At a Fleet Street agency, he quickly advanced from messenger boy to photographer, and launched his working life at east London local papers before moving on to national publications.
Peers and Legacy
Fellow photographers, often scooped by him, remembered his work as astonishing. Nick Turpin, who collaborated with him in the early days, called him “a great and fearless photographer”, an inspiration to a cohort of junior colleagues. Tim Dawson, a freelance organiser, said he “reimagined the possibilities of news photography during newspapers’ peak era”.
Private World
In 2001 Harris reconnected through a online service with Nikki, whom he had first met as a toddler in infant school, and they became inseparable partners through his final decades.
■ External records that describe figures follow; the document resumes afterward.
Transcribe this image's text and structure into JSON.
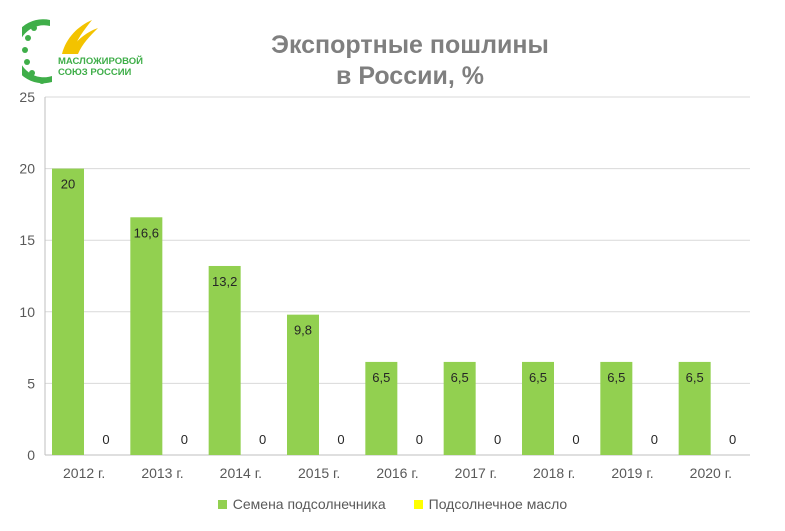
{
  "logo": {
    "line1": "МАСЛОЖИРОВОЙ",
    "line2": "СОЮЗ РОССИИ",
    "colors": {
      "green": "#3fae49",
      "yellow": "#f3c300"
    }
  },
  "chart_data": {
    "type": "bar",
    "title_lines": [
      "Экспортные пошлины",
      "в России, %"
    ],
    "categories": [
      "2012 г.",
      "2013 г.",
      "2014 г.",
      "2015 г.",
      "2016 г.",
      "2017 г.",
      "2018 г.",
      "2019 г.",
      "2020 г."
    ],
    "series": [
      {
        "name": "Семена подсолнечника",
        "color": "#92d050",
        "values": [
          20,
          16.6,
          13.2,
          9.8,
          6.5,
          6.5,
          6.5,
          6.5,
          6.5
        ],
        "labels": [
          "20",
          "16,6",
          "13,2",
          "9,8",
          "6,5",
          "6,5",
          "6,5",
          "6,5",
          "6,5"
        ]
      },
      {
        "name": "Подсолнечное  масло",
        "color": "#ffff00",
        "values": [
          0,
          0,
          0,
          0,
          0,
          0,
          0,
          0,
          0
        ],
        "labels": [
          "0",
          "0",
          "0",
          "0",
          "0",
          "0",
          "0",
          "0",
          "0"
        ]
      }
    ],
    "ylim": [
      0,
      25
    ],
    "yticks": [
      0,
      5,
      10,
      15,
      20,
      25
    ],
    "grid": true,
    "legend": "bottom"
  }
}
After receiving his terminal diagnosis, they went on a driving tour in Europe, sharing bright images of good meals and quality drinks, and revisiting important sites including Dresden and Ypres.
His final project, completed a few weeks before his demise, was to donate his extensive collection of 55 years’ work to a permanent home. Among his favourite historical photos he reflected on a very young Harris consuming generous servings of wine with the actor Helen Mirren: “What a blessed life I’ve had – no regrets and no ‘Must Do’s’”.
He was wed twice, each union ended in divorce.
He is remembered by Nikki, his son Jacob, from his second marriage, Nikki’s daughter, Holly, and by his sister, Jan.